Les leviers d’influence russe en Moldavie prennent des formes multiples. Certains sont impalpables, comme la propagande qui se diffuse tel un poison sur les réseaux sociaux. D’autres sont visibles à l’œil nu, ils ont une longueur et une circonférence, à l’image de la branche du gazoduc Soyouz qui relie le pays à la Russie. Pendant longtemps, ce tuyau qui traverse l’Ukraine a été le principal instrument du chantage énergétique pratiqué par Moscou contre le pays. En décembre 2022, quand la Moldavie s’est sevrée dans la douleur de sa dépendance quasi totale au gaz russe, il a semblé devenir inopérant. Paradoxalement, c’est sa mise à l’arrêt, prévue pour le 1er janvier 2025 lorsque le contrat de transit par l’Ukraine prendra fin, qui a redonné un pouvoir de nuisance à Moscou.
Si le gouvernement moldave n’a plus acheté de gaz à la Russie au cours des derniers 24 mois, la compagnie russe Gazprom a continué à fournir gratuitement, via ce gazoduc, l’enclave séparatiste de Transnistrie, comme elle l’a toujours fait depuis plus de trente ans. La fin éventuelle de cet approvisionnement poserait un problème existentiel aux autorités de facto de Tiraspol. Toute l’économie de la région et les revenus des autorités reposent sur l’accès à une énergie très bon marché qui fait tourner l’industrie lourde héritée de la période soviétique. Sans gaz russe quasi gratuit, c’est tout le modèle qui risque de s’effondrer.
Risques de black-out
Du point de vue de Chisinau, cela pourrait apparaître comme une bonne nouvelle, de nature à créer une ouverture potentielle vers la réintégration de ces territoires. Mais si la Transnistrie et ses 350 000 habitants n’ont plus accès au gaz russe, c’est tout le pays qui risque de subir un hiver difficile. La principale centrale électrique moldave, qui fournit environ 50% de la consommation nationale, se trouve à Cuciurgan, en territoire séparatiste. C’est le gaz de Moscou qui l’alimente.
En cas d’arrêt des livraisons d’hydrocarbures russes, une hypothèse considérée comme «très probable» par le gouvernement moldave, Chisinau a prévenu que le pays risquait de faire face à des black-out.
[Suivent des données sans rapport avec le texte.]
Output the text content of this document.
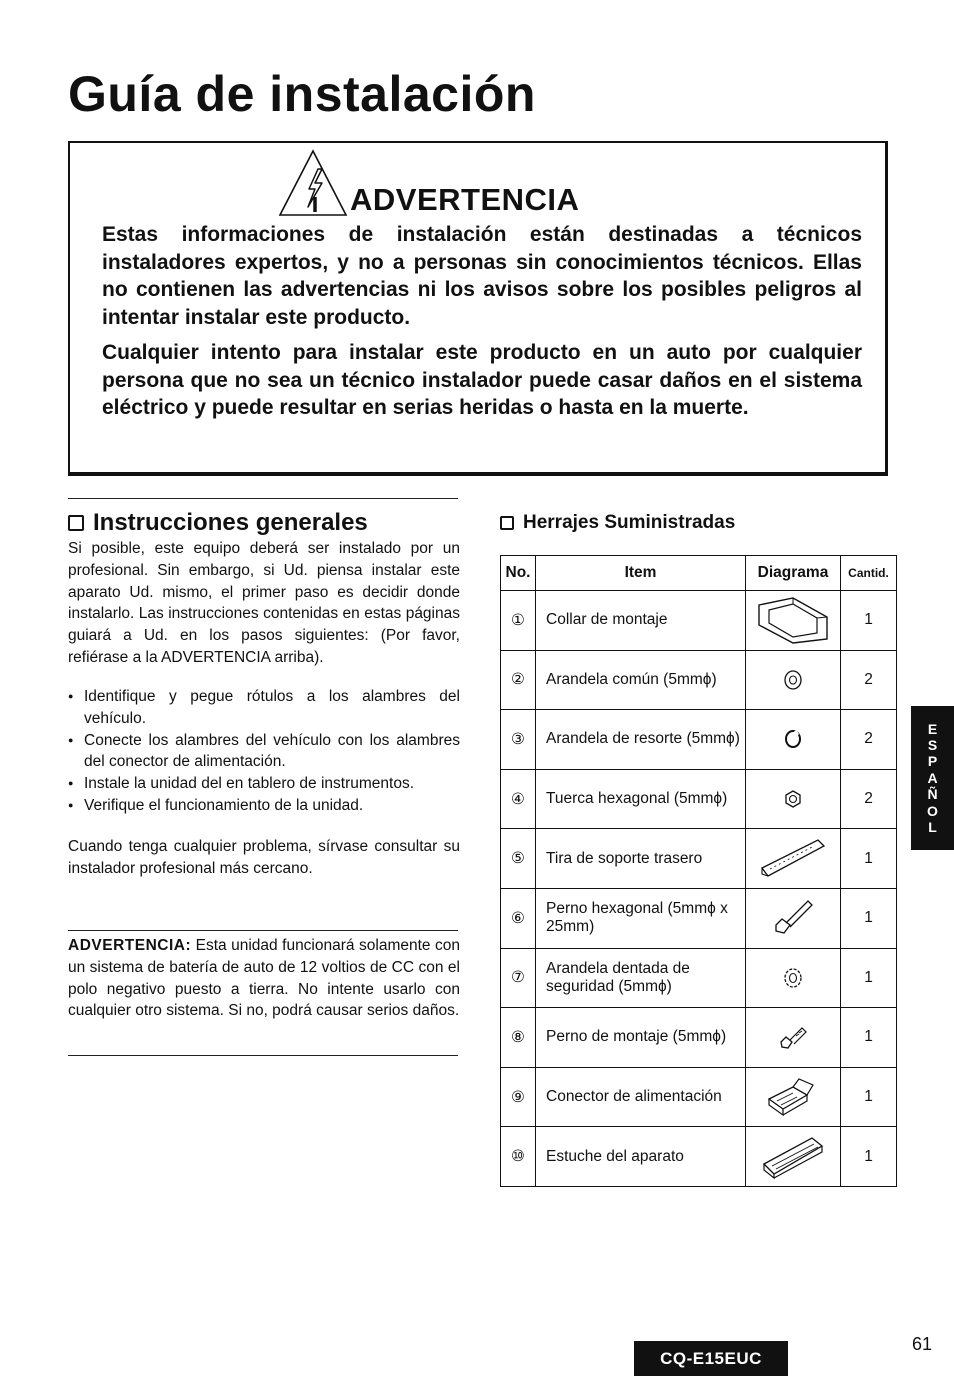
Guía de instalación
ADVERTENCIA
Estas informaciones de instalación están destinadas a técnicos instaladores expertos, y no a personas sin conocimientos técnicos. Ellas no contienen las advertencias ni los avisos sobre los posibles peligros al intentar instalar este producto.
Cualquier intento para instalar este producto en un auto por cualquier persona que no sea un técnico instalador puede casar daños en el sistema eléctrico y puede resultar en serias heridas o hasta en la muerte.
Instrucciones generales
Si posible, este equipo deberá ser instalado por un profesional. Sin embargo, si Ud. piensa instalar este aparato Ud. mismo, el primer paso es decidir donde instalarlo. Las instrucciones contenidas en estas páginas guiará a Ud. en los pasos siguientes: (Por favor, refiérase a la ADVERTENCIA arriba).
● Identifique y pegue rótulos a los alambres del vehículo.
● Conecte los alambres del vehículo con los alambres del conector de alimentación.
● Instale la unidad del en tablero de instrumentos.
● Verifique el funcionamiento de la unidad.
Cuando tenga cualquier problema, sírvase consultar su instalador profesional más cercano.
ADVERTENCIA: Esta unidad funcionará solamente con un sistema de batería de auto de 12 voltios de CC con el polo negativo puesto a tierra. No intente usarlo con cualquier otro sistema. Si no, podrá causar serios daños.
Herrajes Suministradas
No.	Item	Diagrama	Cantid.
①	Collar de montaje		1
②	Arandela común (5mmϕ)		2
③	Arandela de resorte (5mmϕ)		2
④	Tuerca hexagonal (5mmϕ)		2
⑤	Tira de soporte trasero		1
⑥	Perno hexagonal (5mmϕ x 25mm)		1
⑦	Arandela dentada de seguridad (5mmϕ)		1
⑧	Perno de montaje (5mmϕ)		1
⑨	Conector de alimentación		1
⑩	Estuche del aparato		1
E
S
P
A
Ñ
O
L
CQ-E15EUC
61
Depuis les bombardements massifs sur les infrastructures électriques ukrainiennes, qui fournissaient 75% de ses besoins jusqu’en 2023, la Moldavie n’a plus beaucoup de fournisseurs potentiels. Elle ne peut se tourner que vers la Roumanie. Mais cet approvisionnement n’est pas non plus dénué de risques : outre que l’électricité roumaine coûte deux fois plus cher que celle vendue par la Transnistrie, la connexion à haute tension entre les deux pays passe par l’Ukraine. En cas d’attaque russe sur les infrastructures, fréquentes en ce début d’hiver, le réseau peut rapidement devenir instable. Une ligne à haute tension directe avec la Roumanie est en construction, mais elle ne sera pas terminée avant au moins un an.
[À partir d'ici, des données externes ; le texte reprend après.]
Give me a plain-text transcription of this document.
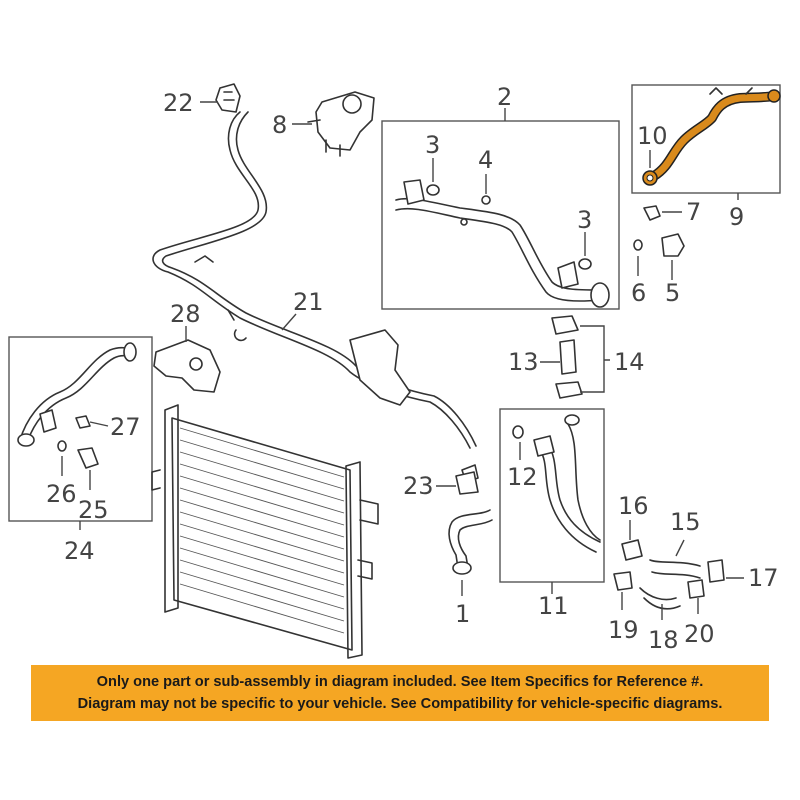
22
8
2
3
4
3
10
9
7
6 5
21
28
13	14
12
23
1	11
16
15
17
19 18 20
27
26
25
24
Only one part or sub-assembly in diagram included. See Item Specifics for Reference #.
Diagram may not be specific to your vehicle. See Compatibility for vehicle-specific diagrams.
Si la Transnistrie n’a plus de gaz le 1er janvier, «ce ne sera pas seulement une crise, mais une catastrophe humanitaire», a prévenu Oleg Serebrian, ministre chargé de la Réintégration des territoires séparatistes. Côté transnistrien, le chauffage en ville risque de rapidement s’arrêter, alors que les températures sont déjà négatives dans la région. La production d’électricité pourrait tenir un peu plus longtemps : selon Tiraspol, la centrale de Cuciurgan pourrait tourner au ralenti grâce à des réserves de charbon pendant environ cinquante jours.
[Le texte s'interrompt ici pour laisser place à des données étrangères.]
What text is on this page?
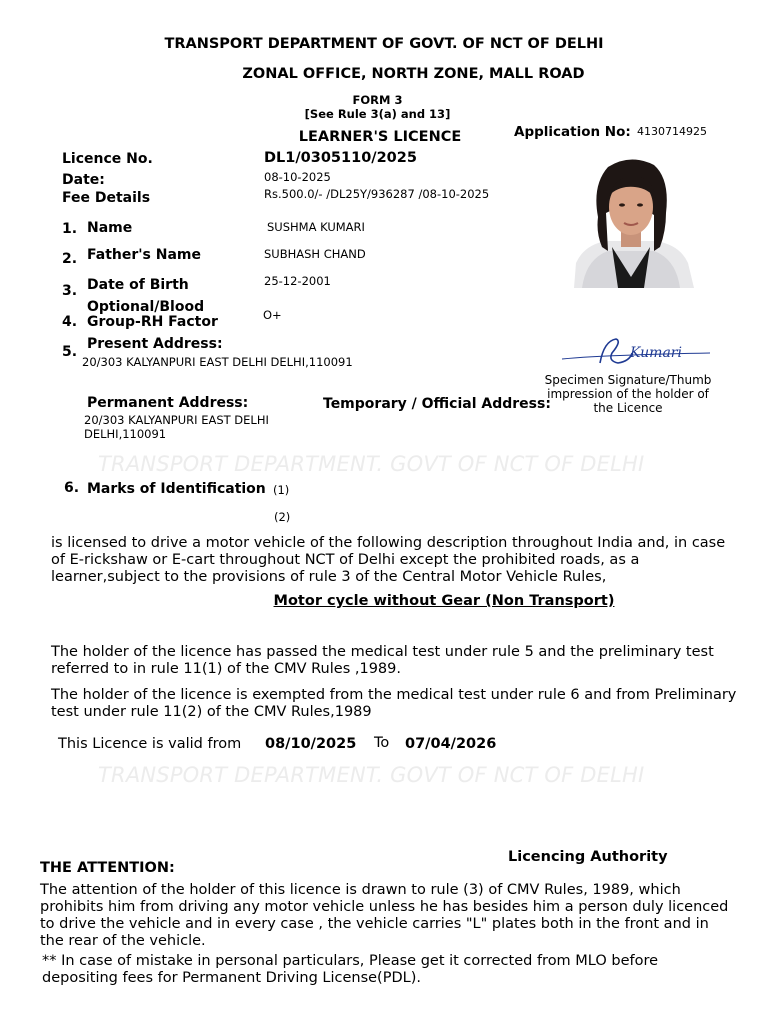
TRANSPORT DEPARTMENT OF GOVT. OF NCT OF DELHI
ZONAL OFFICE, NORTH ZONE, MALL ROAD
FORM 3
[See Rule 3(a) and 13]
LEARNER'S LICENCE	Application No: 4130714925
Licence No.	DL1/0305110/2025
Date:	08-10-2025
Fee Details	Rs.500.0/- /DL25Y/936287 /08-10-2025
1. Name	SUSHMA KUMARI
2. Father's Name	SUBHASH CHAND
3. Date of Birth	25-12-2001
4.
Optional/Blood
Group-RH Factor	O+
5. Present Address:
20/303 KALYANPURI EAST DELHI DELHI,110091
Permanent Address:
20/303 KALYANPURI EAST DELHI
DELHI,110091
Temporary / Official Address:
Kumari
Specimen Signature/Thumb
impression of the holder of
the Licence
TRANSPORT DEPARTMENT. GOVT OF NCT OF DELHI
6. Marks of Identification (1)
(2)
is licensed to drive a motor vehicle of the following description throughout India and, in case of E-rickshaw or E-cart throughout NCT of Delhi except the prohibited roads, as a learner,subject to the provisions of rule 3 of the Central Motor Vehicle Rules,
Motor cycle without Gear (Non Transport)
The holder of the licence has passed the medical test under rule 5 and the preliminary test referred to in rule 11(1) of the CMV Rules ,1989.
The holder of the licence is exempted from the medical test under rule 6 and from Preliminary test under rule 11(2) of the CMV Rules,1989
This Licence is valid from 08/10/2025 To 07/04/2026
TRANSPORT DEPARTMENT. GOVT OF NCT OF DELHI
Licencing Authority
THE ATTENTION:
The attention of the holder of this licence is drawn to rule (3) of CMV Rules, 1989, which prohibits him from driving any motor vehicle unless he has besides him a person duly licenced to drive the vehicle and in every case , the vehicle carries "L" plates both in the front and in the rear of the vehicle.
** In case of mistake in personal particulars, Please get it corrected from MLO before depositing fees for Permanent Driving License(PDL).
Voie d’approvisionnement alternative
Ce scénario n’est pourtant pas inévitable. Gazprom pourrait continuer à livrer son combustible aux séparatistes via un autre réseau de tuyaux passant par la Turquie. Mais l’entreprise russe s’est pour le moment abstenue de réserver des volumes de transit sur ces gazoducs. Moscou a fait savoir que cette solution pourrait être envisagée uniquement si Chisinau paie une dette de plus de 700 millions de dollars que Gazprom a opportunément sortie de ses tiroirs lors de l’arrivée du gouvernement pro-européen en 2021. Pour le Kremlin, c’est une manière habile de mettre la pression sur la Moldavie, en l’accusant de ne rien faire pour protéger les russophones de Transnistrie.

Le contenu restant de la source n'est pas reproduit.